While hosted cruises are intended to serve active women who, but for a partner could have danced all night, the program also is a boon for gregarious men who relish dancing and traveling.

Recruited directly by the cruise line or booked through an outside agency (which generally charges the men a fee for each assignment), hosts are not paid for their services.

Instead, they receive a free cruise, including accommodations (usually shared with another host), a bar and laundry allowance, and, in most cases, round-trip air tickets to embarkation and disembarkation ports.

They are expected to show up for duty with a tuxedo, white dinner jacket, natty sportswear.

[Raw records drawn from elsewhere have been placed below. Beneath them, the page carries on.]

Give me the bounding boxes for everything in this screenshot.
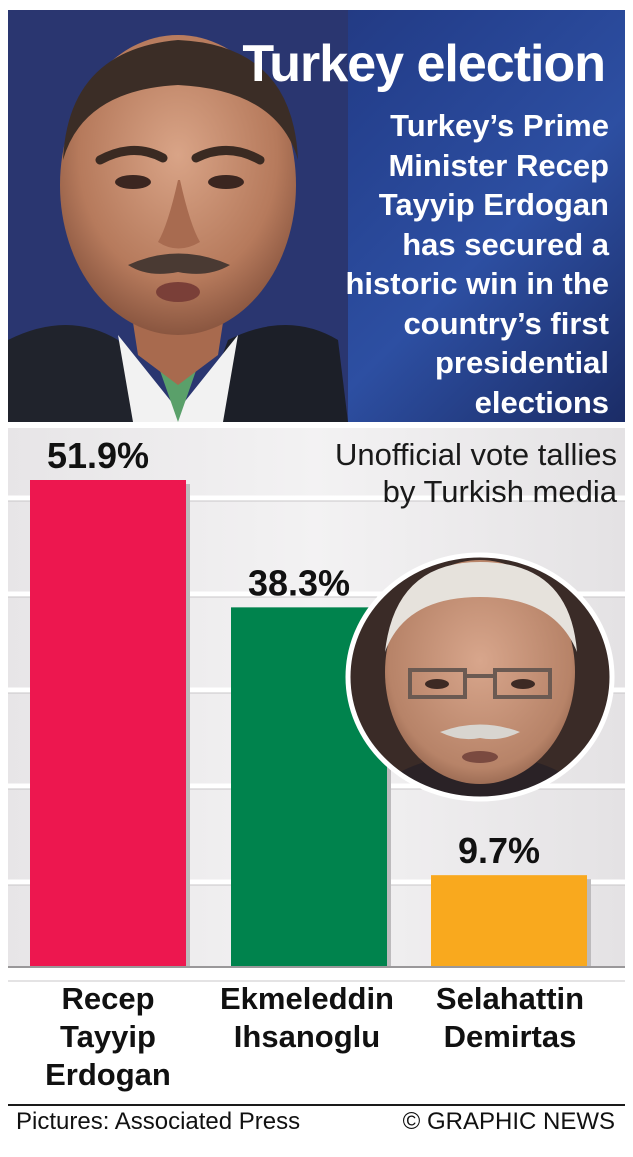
category-label-line: Tayyip: [60, 1019, 156, 1054]
category-label-line: Ekmeleddin: [220, 981, 394, 1016]
footer-divider: [8, 1104, 625, 1106]
ihsanoglu-photo: [345, 552, 615, 802]
category-label-line: Erdogan: [45, 1057, 171, 1092]
category-label-ihsanoglu: Ekmeleddin Ihsanoglu: [204, 980, 410, 1056]
category-label-erdogan: Recep Tayyip Erdogan: [20, 980, 196, 1094]
bar-2: [431, 875, 587, 966]
category-label-line: Selahattin: [435, 981, 585, 1016]
chart-note: Unofficial vote tallies by Turkish media: [335, 436, 617, 510]
value-label-0: 51.9%: [47, 435, 149, 476]
category-label-line: Demirtas: [443, 1019, 577, 1054]
value-label-2: 9.7%: [458, 830, 540, 871]
erdogan-photo: [8, 10, 348, 422]
category-label-line: Ihsanoglu: [233, 1019, 381, 1054]
chart-note-line-1: Unofficial vote tallies: [334, 437, 617, 472]
page-subtitle: Turkey’s Prime Minister Recep Tayyip Erd…: [345, 108, 609, 420]
category-label-demirtas: Selahattin Demirtas: [415, 980, 605, 1056]
value-label-1: 38.3%: [248, 562, 350, 603]
category-label-line: Recep: [61, 981, 155, 1016]
photo-credit: Pictures: Associated Press: [16, 1108, 301, 1135]
header-panel: Turkey election Turkey’s Prime Minister …: [8, 10, 625, 422]
bar-0: [30, 480, 186, 966]
chart-note-line-2: by Turkish media: [382, 474, 617, 509]
page-title: Turkey election: [242, 35, 606, 93]
source-credit: © GRAPHIC NEWS: [402, 1108, 615, 1135]
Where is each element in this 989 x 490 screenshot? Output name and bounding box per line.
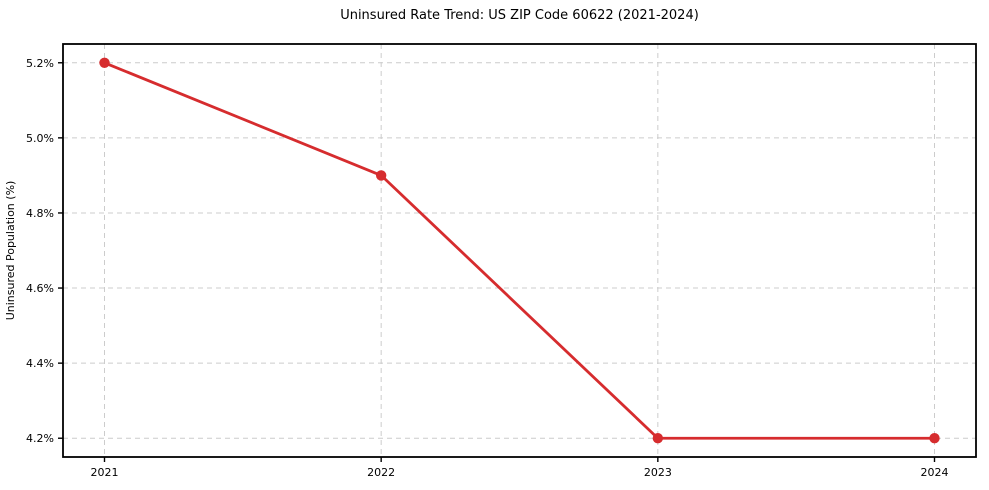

Plus loads of energy since they could be dancing three to seven hours a day, with little time to sit out dances if demand is strong from the ladies.

"Hosting proved the perfect thing for me to do after retiring," said Ed Fanelli, a 70-year-old former telecommunications executive from New York. Just before he retired in 1986, he read about Royal Cruise Lines' host program.

"I thought I could dance well enough, but I'm a bachelor and I was nervous about all the social pressure to entertain all those women," he said. (On his debut assignment there were 180 solo women and 6 hosts).

"The ladies turned out to be so appreciative, I got very comfortable very fast," said Fanelli, who has been a host on 60 Royal cruises.

"Being asked to dance put them in seventh heaven. I remember one woman, two weeks shy of her 80th birthday, who just couldn't believe all these guys were asking her to dance.

"At the end of the cruise she signed up then and there for another sailing . . ."

Tony Laudari, 70, a retired banker from Santa Rosa, Calif., who has hosted aboard 100 Royal cruises, said he looks out for women with special needs.

"On one cruise to Europe we had two elderly ladies in wheelchairs who wanted to explore Rome but couldn't do the regular shore excursion there because they couldn't keep up," he said.

"They asked me to help. We rented a limousine and toured on our own, with the limousine driver and me wheeling them around the Vatican. It was so heart-wrenching to see how much pleasure they got and how grateful they were. We became great pals."

Pals is the operative - and imperative - word when it comes to cruise hosting, where the unequivocal motto is "Dancing, not romancing."

Hosts are expected to spread their attentions to all the ladies in their realm, and gently brush aside any intimate advances.

No entering ladies' cabins (even for the most chaste reasons), no rendezvous in the wee hours, no strolling off in a twosome during shore excursions. Any violations of the platonic code could see a host unceremoniously booted off the ship at the next port.

That's not to say that romances haven't been born at sea - but a host is only to contact a woman (and only at her bidding) after the cruise.

"Just go and have a good time and don't expect the Love Boat," said Lauretta Blake, whose Santa Clara, Calif., company, The Working Vacation, recruits and screens hosts for several cruise lines.

The G-word (for gigolo) was a dicey issue when lines first started their host programs.

"A lot of people worried that the concept would attract gold-diggers stalking wealthy elderly widows and divorcees," said Mimi Weisband of Royal Cruise Lines. "We had travel agents telling us, `We're not putting our clients on with those geriatric gigolos'."

When women came back from the cruises raving about the experience and specifically requesting hosted cruises for future vacations, those skeptics changed their booking tunes, Welsband said. She said many women even call ahead to find out which sailings will include their favorite hosts - and book accordingly.

Judi Dash is a freelance writer based in Cleveland, Ohio.